Mais, prenons le parti-pris nihiliste du film à bras-le-corps : comme chantait Ferré, il n'y a plus rien et les idoles modernes qu'étaient les acteurs, Hollywood, les bagnoles de luxe et les paillettes de la célébrité ont maintenant le goût amer de l'insincérité. Soit. Le désintérêt que leur porte Iñarritu est par ailleurs palpable : tous sont plus misérables et pathétiques, empêtrés dans leurs égoïsmes maladifs.
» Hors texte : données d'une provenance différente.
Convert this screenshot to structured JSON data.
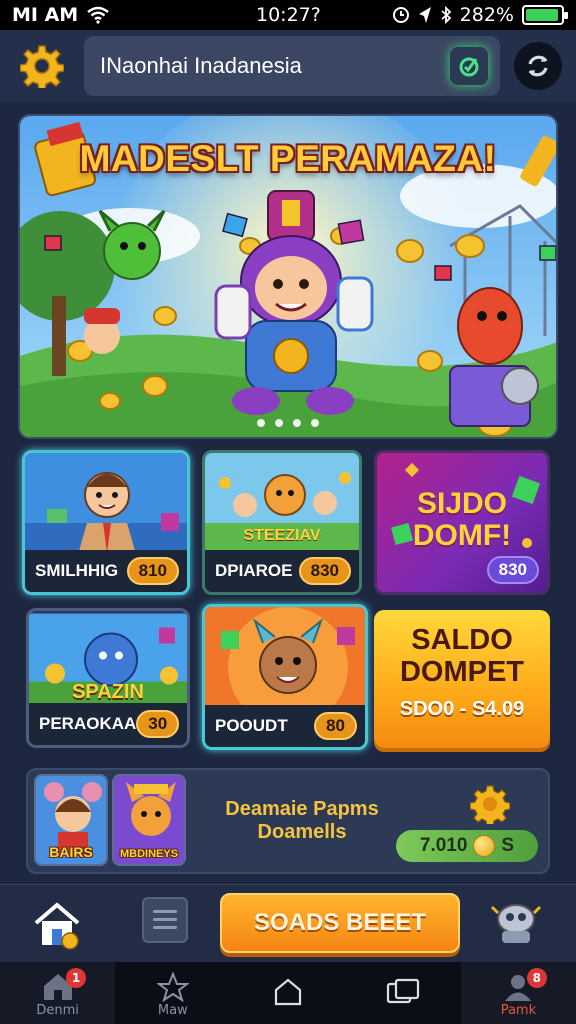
{
  "status_bar": {
    "carrier": "MI AM",
    "time": "10:27?",
    "battery_text": "282%",
    "battery_level": 0.95
  },
  "header": {
    "search_value": "INaonhai Inadanesia",
    "icons": [
      "gear-icon",
      "camera-check-icon",
      "refresh-icon"
    ]
  },
  "banner": {
    "title": "MADESLT PERAMAZA!",
    "slide_count": 4
  },
  "tiles": [
    {
      "name": "SMILHHIG",
      "value": "810",
      "pill": "orange"
    },
    {
      "name": "DPIAROE",
      "value": "830",
      "art_text": "STEEZIAV",
      "pill": "orange"
    },
    {
      "art_text_line1": "SIJDO",
      "art_text_line2": "DOMF!",
      "value": "830",
      "pill": "purple"
    },
    {
      "name": "PERAOKAA",
      "value": "30",
      "art_text": "SPAZIN",
      "pill": "orange"
    },
    {
      "name": "POOUDT",
      "value": "80",
      "pill": "orange"
    },
    {
      "line1": "SALDO",
      "line2": "DOMPET",
      "line3": "SDO0 - S4.09"
    }
  ],
  "wallet": {
    "thumb1_label": "BAIRS",
    "thumb2_label": "MBDINEYS",
    "title_line1": "Deamaie Papms",
    "title_line2": "Doamells",
    "balance": "7.010",
    "balance_suffix": "S"
  },
  "action_bar": {
    "cta_label": "SOADS BEEET"
  },
  "nav": [
    {
      "label": "Denmi",
      "icon": "home-icon",
      "badge": "1"
    },
    {
      "label": "Maw",
      "icon": "star-icon"
    },
    {
      "label": "",
      "icon": "home-outline-icon"
    },
    {
      "label": "",
      "icon": "recent-apps-icon"
    },
    {
      "label": "Pamk",
      "icon": "user-icon",
      "badge": "8"
    }
  ],
  "colors": {
    "background": "#1d2740",
    "accent_orange": "#f48412",
    "accent_yellow": "#ffcb38",
    "accent_green": "#3bd15a"
  }
}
Une fois le générique-hommage à Godard arrivé, aucun ne semble avoir été sauvé.

Plus de sujet classique donc, plus d'appui : le film ne serait que l'observation « objective » du comportement d'un microcosme décadent et non pas l'analyse « aimante » de divers caractères forgeant une histoire – le passage rapide, comme d'un revers de main, d'un personnage à un autre en serait la preuve. La technique et le trame scénaristique conduisant l'attention et l’œil du spectateur, les personnages ne portent plus le récit ; ils sont les pantins du scénario omniscient et du metteur en scène ; et n'ont, de fait, pas d'autres rôles à jouer que ceux d'objets d'études. Parti-pris kubrickien s'il en est.
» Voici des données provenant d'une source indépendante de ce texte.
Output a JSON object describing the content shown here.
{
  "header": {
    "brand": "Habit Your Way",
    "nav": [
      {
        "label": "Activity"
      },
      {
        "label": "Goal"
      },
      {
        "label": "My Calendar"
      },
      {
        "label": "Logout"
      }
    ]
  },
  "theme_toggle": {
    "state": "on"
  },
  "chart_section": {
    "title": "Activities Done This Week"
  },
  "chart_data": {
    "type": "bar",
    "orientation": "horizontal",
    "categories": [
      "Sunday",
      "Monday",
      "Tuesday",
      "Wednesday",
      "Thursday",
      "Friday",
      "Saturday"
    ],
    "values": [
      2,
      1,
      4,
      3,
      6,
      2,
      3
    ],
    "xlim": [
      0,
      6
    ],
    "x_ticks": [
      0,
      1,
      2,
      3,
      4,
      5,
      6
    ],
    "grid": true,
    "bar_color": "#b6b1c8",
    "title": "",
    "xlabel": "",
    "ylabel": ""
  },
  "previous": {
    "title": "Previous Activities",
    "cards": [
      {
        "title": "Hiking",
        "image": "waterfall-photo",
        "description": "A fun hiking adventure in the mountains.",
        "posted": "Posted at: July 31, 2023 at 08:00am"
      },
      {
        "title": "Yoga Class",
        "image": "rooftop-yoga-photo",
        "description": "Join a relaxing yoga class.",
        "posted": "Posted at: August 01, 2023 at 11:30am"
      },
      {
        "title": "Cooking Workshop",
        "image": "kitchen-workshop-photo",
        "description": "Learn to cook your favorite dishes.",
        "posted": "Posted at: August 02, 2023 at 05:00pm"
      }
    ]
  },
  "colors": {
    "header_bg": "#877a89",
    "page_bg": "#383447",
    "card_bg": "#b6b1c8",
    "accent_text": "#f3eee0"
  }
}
Plus de psychologie ou d'étude de personnage – ils sont pour ce qu'ils sont, des archétypes, des images, des symboles. Et si le sujet n'est plus qu'un prétexte à la critique – ne portant pas de souffle en lui-même -, ne compte alors plus que la « beauté du geste », comme disait gravement M. Oscar dans « Holy Motors ». Le plan-séquence prendrait toute sa signification : « Sus au sens ; le fond, y a plus ! Le cinéma n'est que représentation, aussi, montrons, et de belle manière ! » Parti-pris honorable, bien que déjà touché depuis les années 1920.
Mais, c'est dans cette conception, que martèle avec férocité Iñarritu, à travers ses mouvements de caméra en apesanteur, que se cache le défaut de construction du film : pourquoi se coltiner les états-d'âmes, les élans passionnés, les histoires d'amour et de baises du microcosme, si c'est pour nous dire, dans une pirouette finale méprisante, que ces gens-là n'ont d'intérêt que ce que le film veut bien leur donner ?
N'est-il pas vain que de s'évertuer à explorer des psychés qu'on rejette, méprise et oublie de l'autre main ?

Beaucoup de contresens pour l'Oscar du meilleur film 2015.
Une objectivité critique viendra aisément remettre en cause le parti-pris intellectuel de « Birdman », accentuant sur l'aspect délibérément faux-cul de l'entreprise.
Reste alors une ambition trop lourde pour un cinéaste anecdotique et n'ayant, sommes toutes, que l'intérêt de sa prétention. Et un double mensonge, quant aux ambitions et aux moyens du film.